Die Eröffnungsphase und die Übergangsphase zusammen stellen einen komplexen, aber entscheidenden Teil des Geburtsprozesses dar. Sie erfordern eine tiefe innere Stärke, bieten aber auch die Möglichkeit, die immense Kraft zu entdecken, die Frauen in sich tragen, um das Wunder der Geburt zu erleben.

Unser Tipp gegen das Aufgeben
Es ist ganz normal, dass du in dieser Phase an dir und deiner Kraft zweifelst. Manchmal helfen jetzt ein Stellungswechsel oder Entspannungsmaßnahmen, um die Schmerzen etwas einzudämmen. Erinnere dich an die Tipps deiner Hebamme aus dem Geburtsvorbereitungskurs für eine entspannte Geburt. Halt durch, du schaffst das!

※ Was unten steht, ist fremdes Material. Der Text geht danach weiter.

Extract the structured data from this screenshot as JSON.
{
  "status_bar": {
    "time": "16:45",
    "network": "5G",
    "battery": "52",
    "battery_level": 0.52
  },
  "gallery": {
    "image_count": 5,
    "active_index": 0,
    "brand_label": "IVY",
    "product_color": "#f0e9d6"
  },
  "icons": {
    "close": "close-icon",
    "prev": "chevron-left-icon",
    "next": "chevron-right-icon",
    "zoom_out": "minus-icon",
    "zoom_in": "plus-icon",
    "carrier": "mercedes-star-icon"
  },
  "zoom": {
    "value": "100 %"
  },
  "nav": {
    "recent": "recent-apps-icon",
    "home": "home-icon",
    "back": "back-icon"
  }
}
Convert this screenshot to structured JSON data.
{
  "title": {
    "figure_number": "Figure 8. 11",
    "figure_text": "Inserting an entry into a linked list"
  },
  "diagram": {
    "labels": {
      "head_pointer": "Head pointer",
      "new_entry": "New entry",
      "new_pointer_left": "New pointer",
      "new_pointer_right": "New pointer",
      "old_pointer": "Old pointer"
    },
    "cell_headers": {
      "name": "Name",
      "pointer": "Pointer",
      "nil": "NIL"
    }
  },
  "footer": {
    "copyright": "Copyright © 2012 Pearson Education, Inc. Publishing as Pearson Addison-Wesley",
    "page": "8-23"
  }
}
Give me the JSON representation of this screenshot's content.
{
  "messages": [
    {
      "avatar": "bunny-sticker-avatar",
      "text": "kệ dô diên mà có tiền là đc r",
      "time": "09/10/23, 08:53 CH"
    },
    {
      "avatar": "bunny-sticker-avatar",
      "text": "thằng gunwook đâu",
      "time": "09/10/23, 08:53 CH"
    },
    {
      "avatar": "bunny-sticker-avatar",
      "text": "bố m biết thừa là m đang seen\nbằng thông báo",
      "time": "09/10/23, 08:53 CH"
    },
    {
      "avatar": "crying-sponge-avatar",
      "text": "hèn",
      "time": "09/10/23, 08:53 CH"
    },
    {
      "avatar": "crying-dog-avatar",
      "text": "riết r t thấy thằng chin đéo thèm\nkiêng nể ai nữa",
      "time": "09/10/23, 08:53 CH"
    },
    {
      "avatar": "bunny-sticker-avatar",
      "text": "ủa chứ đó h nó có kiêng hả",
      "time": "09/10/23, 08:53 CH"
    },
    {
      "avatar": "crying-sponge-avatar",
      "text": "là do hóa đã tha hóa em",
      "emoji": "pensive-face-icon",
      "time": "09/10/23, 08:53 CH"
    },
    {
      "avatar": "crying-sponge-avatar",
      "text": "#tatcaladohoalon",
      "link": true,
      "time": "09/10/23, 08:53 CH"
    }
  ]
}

Die Austrittsphase – Gleich hast du dein Baby im Arm

Die Austrittsphase, auch bekannt als Austreibungsphase, markiert einen entscheidenden Höhepunkt im Geburtsprozess. Nachdem der Muttermund vollständig geöffnet ist, beginnt eine intensive Zeit in der das Baby Stück für Stück seinen Weg durch das Becken bahnt. Dies ist der Moment, in dem du wahrscheinlich den überwältigenden Drang verspürst, aktiv mitzupressen – ein Instinkt, dem du folgen solltest. Unterstützt durch die Kraft deiner Bauchmuskeln, effektive Atemtechniken und vielleicht sogar ein paar kräftige Schreie, kannst du dein Baby entscheidend auf seinem Weg nach draußen unterstützen. 

Die Presswehen sind die intensivsten Wehen des gesamten Geburtsverlaufs. Sie sind kraftvoll und können schmerzhaft sein, doch die Natur hat vorgesorgt: Eine Flut von unterstützenden Hormonen sorgt dafür, dass du diese Herausforderung meistern kannst. Dein Fokus liegt klar auf dem Ziel – dein Baby endlich auf deiner Brust zu spüren. Im Gegensatz zur Übergangsphase gibt es zwischen den Presswehen kurze Pausen, die dir die Möglichkeit geben, durchzuatmen. Viele Mütter berichten, dass nach der Geburt die Strapazen der letzten Stunden schnell verblassen.

Bei Erstgebärenden dauert die Austreibungsphase etwa 1-2 Stunden, während mehrfache Mütter unter Umständen nur ein paar Presswehen benötigen, bis das Baby geboren ist. Ein interessanter Aspekt ist, dass eine gesunde Gebärmutter das Kind tatsächlich selbstständig durch den Geburtskanal pressen kann. Dies bedeutet, dass das aktive Mitpressen nicht unbedingt notwendig ist, insbesondere wenn du es schaffst, ohne Angst und möglichst entspannt zu bleiben. Die richtige Atemtechnik kann hierbei eine entscheidende Rolle spielen und lässt sich beispielsweise in Hypnobirthing-Kursen erlernen. Solche Techniken können nicht nur die Effizienz des Pressvorgangs verbessern, sondern auch das Wohlbefinden während der Geburt signifikant steigern.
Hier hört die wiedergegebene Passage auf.